День рождения кошки - Набатникова Татьяна Алексеевна. Страница 41
От внезапного этого прикосновения его хватил удар, он парализованно навалился на Женю, притиснув ее к стене, стена шершавая, коричневая, кололась сквозь платье, но высвободиться из обморочного объятия Павла не удавалось, он оказался очень сильный, хоть и потерял на какое-то время сознание; сейчас замычит, как тургеневский Герасим, и раздавит ее, она замерла, как птичка, и со страхом терпела, пока он не опомнился.
— Простите меня, — едва ворочая языком, он приходил в себя, как медленно просыпающийся человек, — я не мог думать, что посмею когда-нибудь к вам прикоснуться.
Это он еще не знал, кто она. Конечно, потом оказалось, он слышал не раз ее имя в сочетании с именем поэта — когда передавали по радио их песни, а Павел в это время где-нибудь в бытовке, переодеваясь, слышал, и Бог свидетель, он всегда вздрагивал при ее имени, будто наперед знал, провидел, хотя разве могло ему там, в их дальнем рабочем городе прийти в голову, что он и она…

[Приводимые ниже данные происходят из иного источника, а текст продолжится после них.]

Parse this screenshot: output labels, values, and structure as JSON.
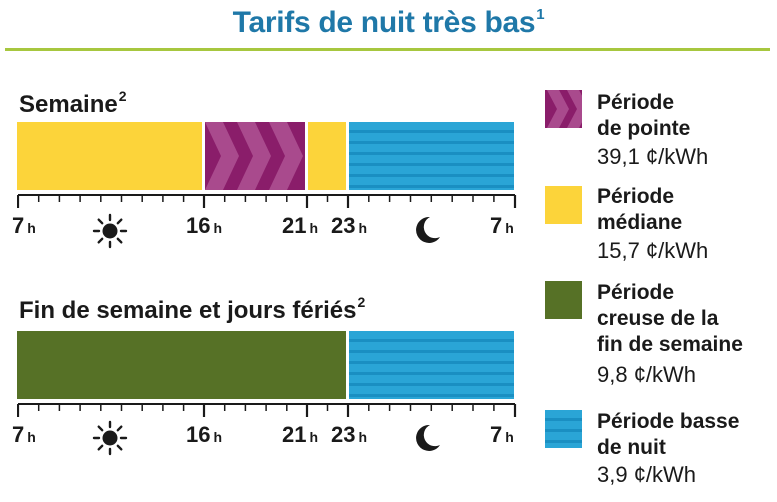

Она позвонила ему в номер и назвалась — привычно: имя и фамилия, а он растерялся от такой ее нескромности: объявить себя вслух этим титулом, который уместно произносить лишь герольду, оповещая о приближении Ее Величества, но самой о себе сказать: Мое Величество… — как можно?
Да, лучше было бы ему вообще не знать, кто она, это только навредило, и она бы не выдала себя, если б не нужда.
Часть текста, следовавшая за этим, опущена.